Polisi perlu segera membongkar jaringan pelaku pengeboman di depan Gereja Katedral Makassar, Sulawesi Selatan, 28 Maret lalu. Upaya itu bukan semata untuk memberi keadilan kepada para korban, tapi juga untuk mencegah kejadian serupa di kemudian hari.
Polisi mengidentifikasi pelaku bom bunuh diri itu sebagai sepasang suami-istri yang menikah enam bulan lalu. Keduanya, menurut polisi, merupakan anggota Jamaah Ansharud Daulah (JAD), organisasi yang berafiliasi ke Negara Islam Irak dan Suriah (ISIS). Pengeboman terjadi pada saat jemaat baru saja selesai melaksanakan misa Minggu Palma. Puluhan anggota jemaat mengalami luka-luka.
Ini merupakan serangan pertama oleh JAD setelah rangkaian teror terjadi di Surabaya, 13-14 Mei 2018. Kala itu, sedikitnya 15 orang tewas dan puluhan orang lainnya terluka akibat bom bunuh diri di tiga gereja. Selain itu, bom meledak di Rusunawa Wonocolo, Sidoarjo, dan di Mapolrestabes Surabaya.

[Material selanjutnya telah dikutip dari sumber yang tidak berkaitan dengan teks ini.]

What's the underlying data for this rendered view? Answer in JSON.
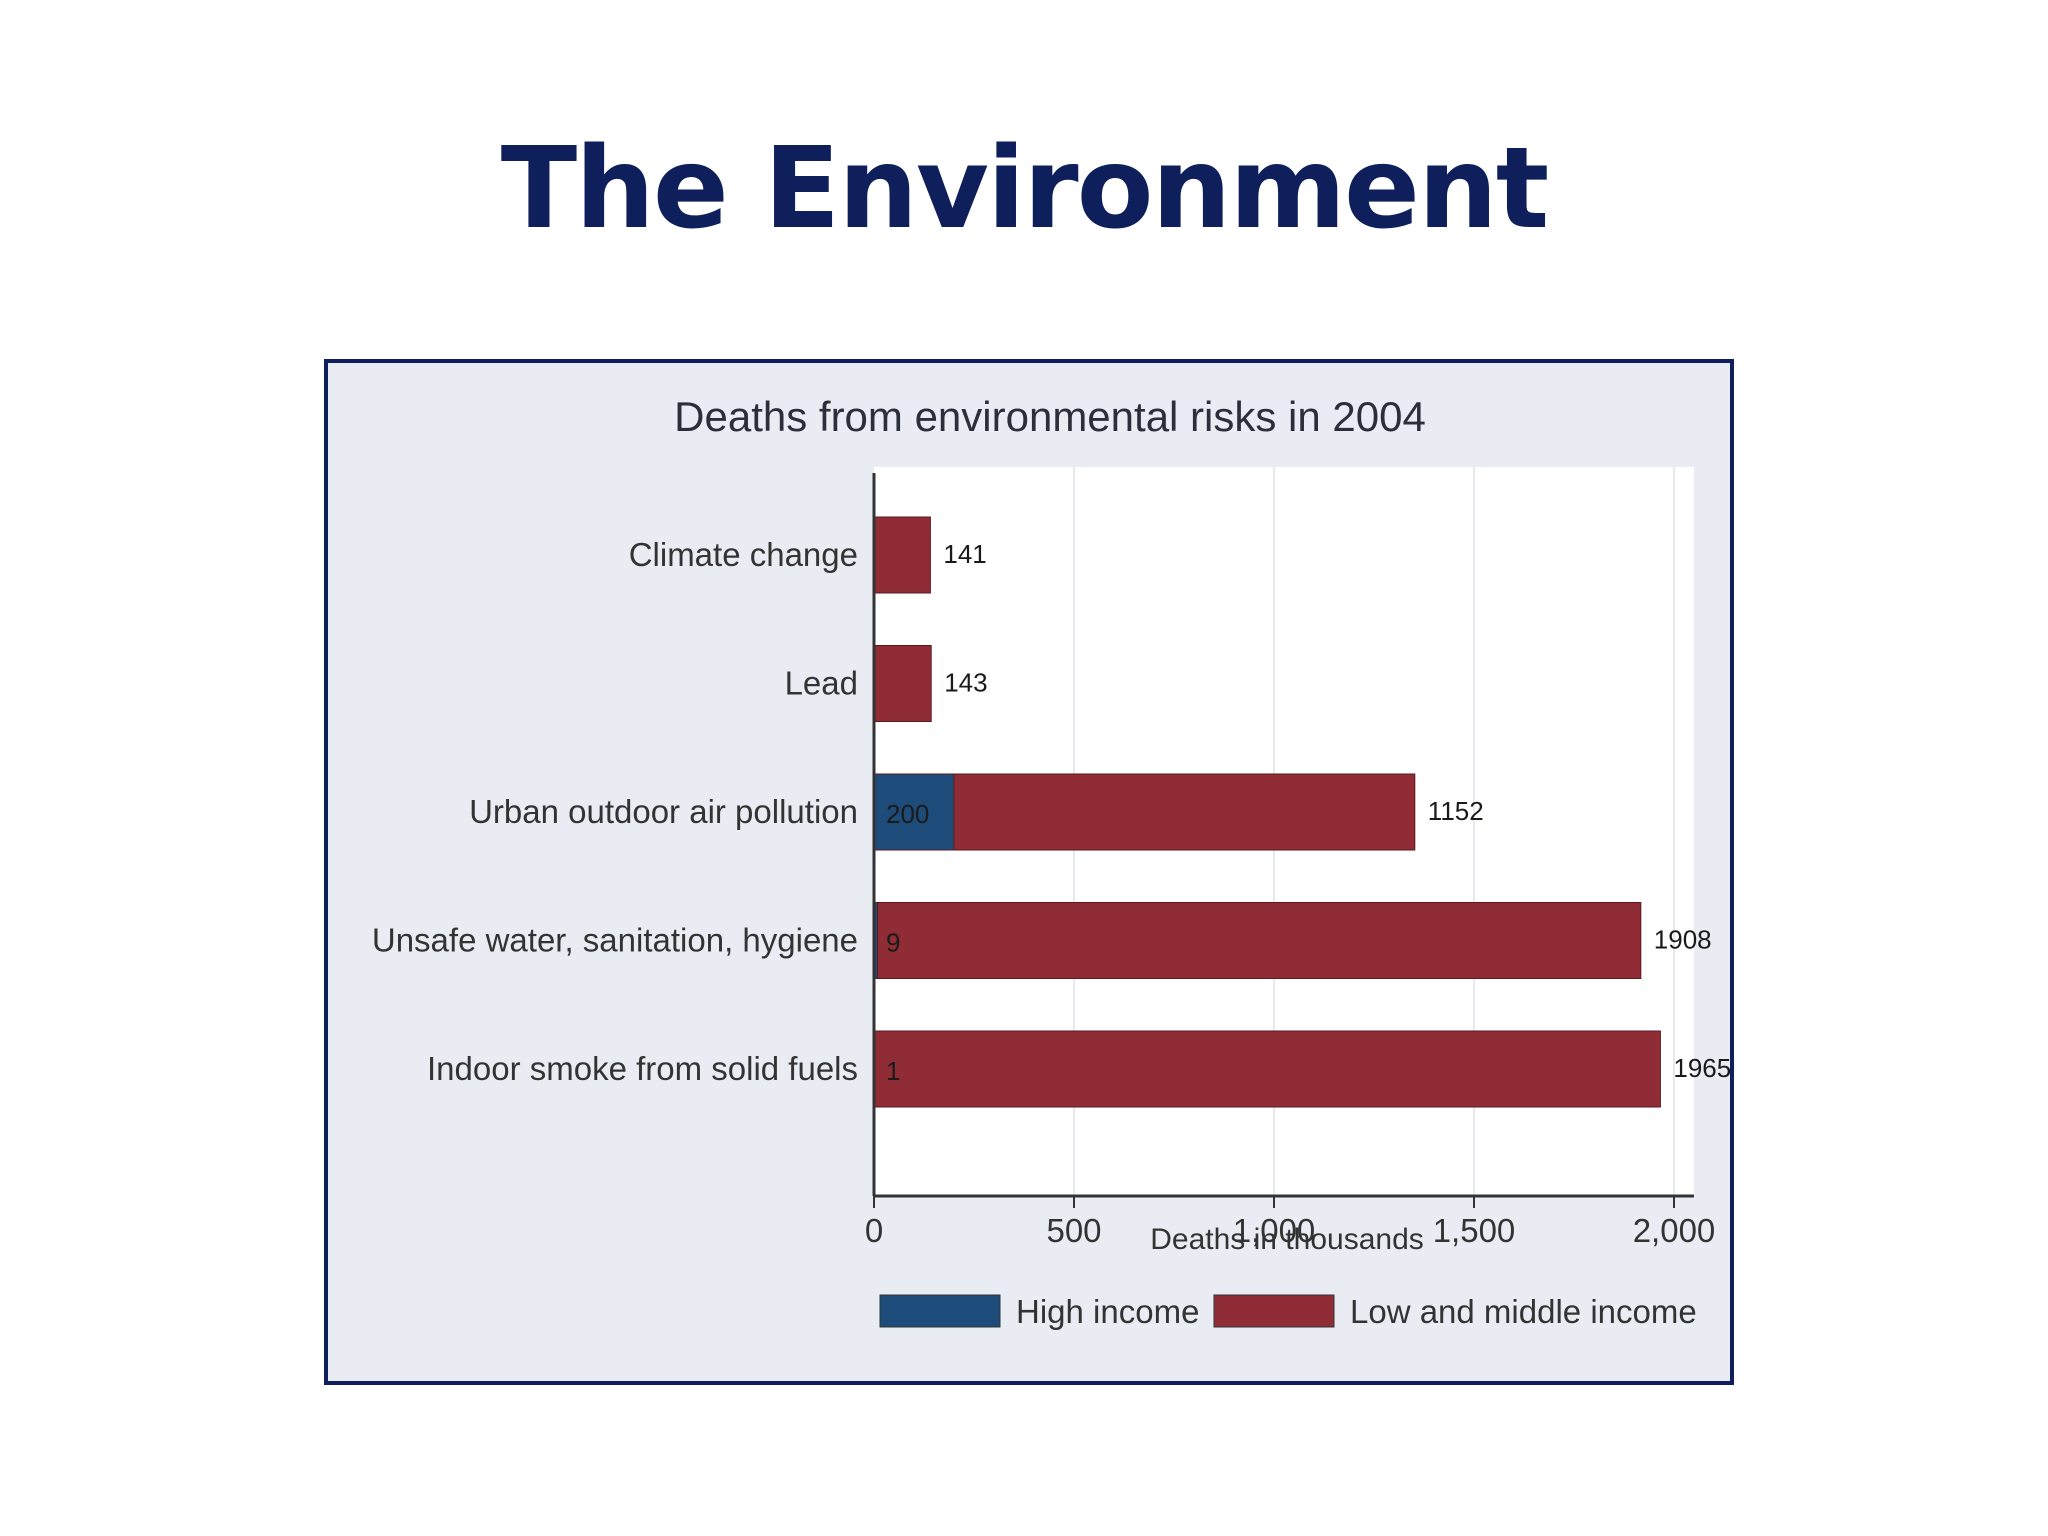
{
  "slide": {
    "title": "The Environment"
  },
  "colors": {
    "title": "#0f1f5c",
    "frame_border": "#0f1f5c",
    "chart_background": "#e9edf3",
    "plot_background": "#ffffff",
    "high_income": "#1e4c7a",
    "low_middle_income": "#8f2c35"
  },
  "chart_data": {
    "type": "bar",
    "orientation": "horizontal",
    "stacked": true,
    "title": "Deaths from environmental risks in 2004",
    "xlabel": "Deaths in thousands",
    "ylabel": "",
    "xlim": [
      0,
      2000
    ],
    "x_ticks": [
      0,
      500,
      1000,
      1500,
      2000
    ],
    "x_tick_labels": [
      "0",
      "500",
      "1,000",
      "1,500",
      "2,000"
    ],
    "grid": true,
    "legend_position": "bottom",
    "categories": [
      "Climate change",
      "Lead",
      "Urban outdoor air pollution",
      "Unsafe water, sanitation, hygiene",
      "Indoor smoke from solid fuels"
    ],
    "series": [
      {
        "name": "High income",
        "color": "#1e4c7a",
        "values": [
          0,
          0,
          200,
          9,
          1
        ],
        "labels": [
          "",
          "",
          "200",
          "9",
          "1"
        ]
      },
      {
        "name": "Low and middle income",
        "color": "#8f2c35",
        "values": [
          141,
          143,
          1152,
          1908,
          1965
        ],
        "labels": [
          "141",
          "143",
          "1152",
          "1908",
          "1965"
        ]
      }
    ]
  }
}
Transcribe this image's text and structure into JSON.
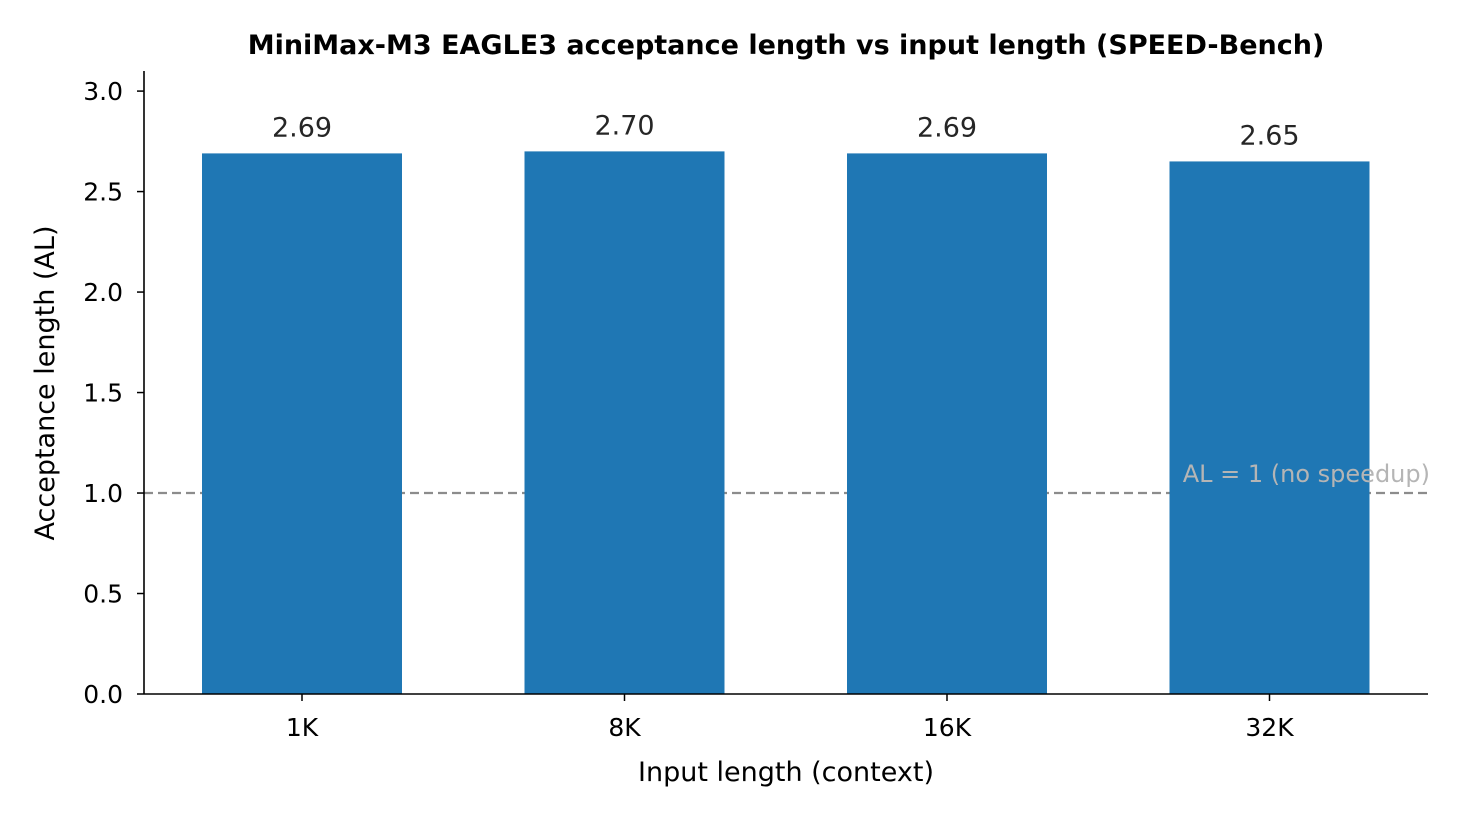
{
  "chart_data": {
    "type": "bar",
    "title": "MiniMax-M3 EAGLE3 acceptance length vs input length (SPEED-Bench)",
    "xlabel": "Input length (context)",
    "ylabel": "Acceptance length (AL)",
    "categories": [
      "1K",
      "8K",
      "16K",
      "32K"
    ],
    "values": [
      2.69,
      2.7,
      2.69,
      2.65
    ],
    "value_labels": [
      "2.69",
      "2.70",
      "2.69",
      "2.65"
    ],
    "ylim": [
      0,
      3.1
    ],
    "yticks": [
      0.0,
      0.5,
      1.0,
      1.5,
      2.0,
      2.5,
      3.0
    ],
    "ytick_labels": [
      "0.0",
      "0.5",
      "1.0",
      "1.5",
      "2.0",
      "2.5",
      "3.0"
    ],
    "bar_color": "#1f77b4",
    "grid": false,
    "reference_line": {
      "y": 1.0,
      "label": "AL = 1 (no speedup)",
      "color": "#8c8c8c",
      "style": "dashed"
    }
  }
}
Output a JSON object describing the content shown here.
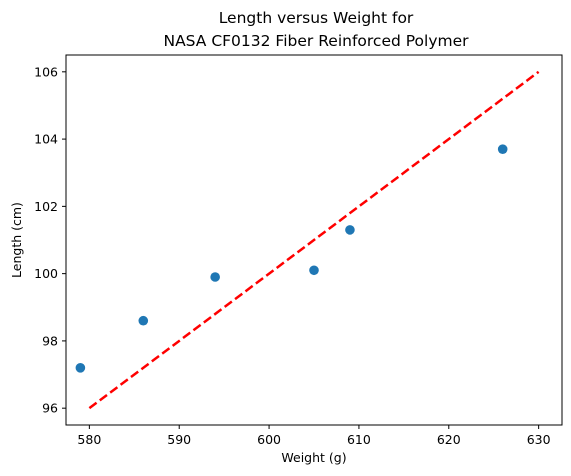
{
  "chart_data": {
    "type": "scatter",
    "title_lines": [
      "Length versus Weight for",
      "NASA CF0132 Fiber Reinforced Polymer"
    ],
    "xlabel": "Weight (g)",
    "ylabel": "Length (cm)",
    "xlim": [
      577.4,
      632.6
    ],
    "ylim": [
      95.5,
      106.5
    ],
    "xticks": [
      580,
      590,
      600,
      610,
      620,
      630
    ],
    "yticks": [
      96,
      98,
      100,
      102,
      104,
      106
    ],
    "grid": false,
    "series": [
      {
        "kind": "points",
        "color": "#1f77b4",
        "x": [
          579,
          586,
          594,
          605,
          609,
          626
        ],
        "y": [
          97.2,
          98.6,
          99.9,
          100.1,
          101.3,
          103.7
        ]
      },
      {
        "kind": "line",
        "style": "dashed",
        "color": "#ff0000",
        "x": [
          580,
          630
        ],
        "y": [
          96,
          106
        ]
      }
    ]
  }
}
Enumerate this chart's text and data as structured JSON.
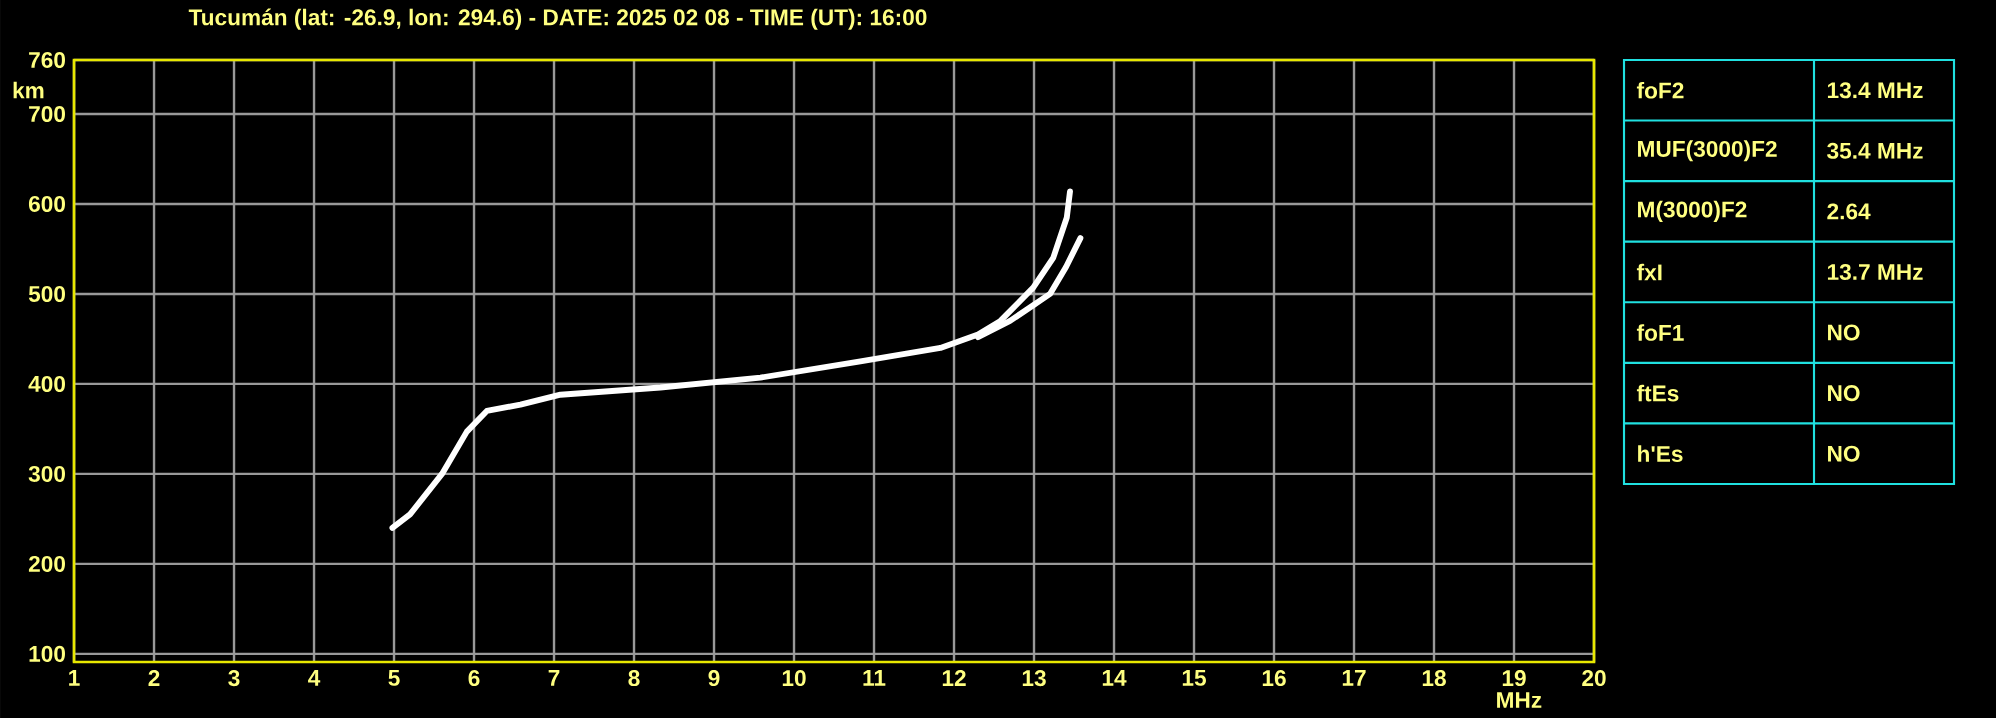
{
  "chart_data": {
    "type": "line",
    "title": "Tucumán (lat: -26.9, lon: 294.6) - DATE: 2025 02 08 - TIME (UT): 16:00",
    "xlabel": "MHz",
    "ylabel": "km",
    "xlim": [
      1,
      20
    ],
    "ylim": [
      91,
      760
    ],
    "xticks": [
      1,
      2,
      3,
      4,
      5,
      6,
      7,
      8,
      9,
      10,
      11,
      12,
      13,
      14,
      15,
      16,
      17,
      18,
      19,
      20
    ],
    "yticks": [
      100,
      200,
      300,
      400,
      500,
      600,
      700,
      760
    ],
    "grid": true,
    "marker": "none",
    "line_style": "solid",
    "series": [
      {
        "color": "#ffffff",
        "x": [
          4.98,
          5.2,
          5.6,
          5.91,
          6.16,
          6.58,
          7.08,
          8.33,
          9.58,
          10.83,
          11.83,
          12.3,
          12.58,
          12.99,
          13.24,
          13.41,
          13.45
        ],
        "values": [
          240,
          255,
          300,
          347,
          370,
          377,
          388,
          396,
          407,
          425,
          440,
          455,
          470,
          507,
          540,
          585,
          614
        ]
      },
      {
        "color": "#ffffff",
        "x": [
          12.3,
          12.7,
          13.0,
          13.2,
          13.4,
          13.58
        ],
        "values": [
          452,
          470,
          488,
          500,
          530,
          562
        ]
      }
    ],
    "annotations": [
      "foF2",
      "13.4 MHz",
      "MUF(3000)F2",
      "35.4 MHz",
      "M(3000)F2",
      "2.64",
      "fxI",
      "13.7 MHz",
      "foF1",
      "NO",
      "ftEs",
      "NO",
      "h'Es",
      "NO"
    ]
  }
}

Jika bom Makassar benar dilakukan pengikut JAD, nyatalah betapa berbahayanya organisasi itu. Pemimpin JAD, Aman Abdurrahman, memang sudah dihukum mati pada 22 Juni 2018 karena menjadi donor dan otak pengeboman di Jalan M.H. Thamrin, Jakarta. Penerusnya, Zainal Anshori, juga ditangkap polisi. Namun, seperti amuba, anggota JAD terus membelah diri. Surutnya teror dalam dua tahun terakhir seharusnya tak membuat kita kehilangan kewaspadaan. Saat lengah, mereka bisa berulah.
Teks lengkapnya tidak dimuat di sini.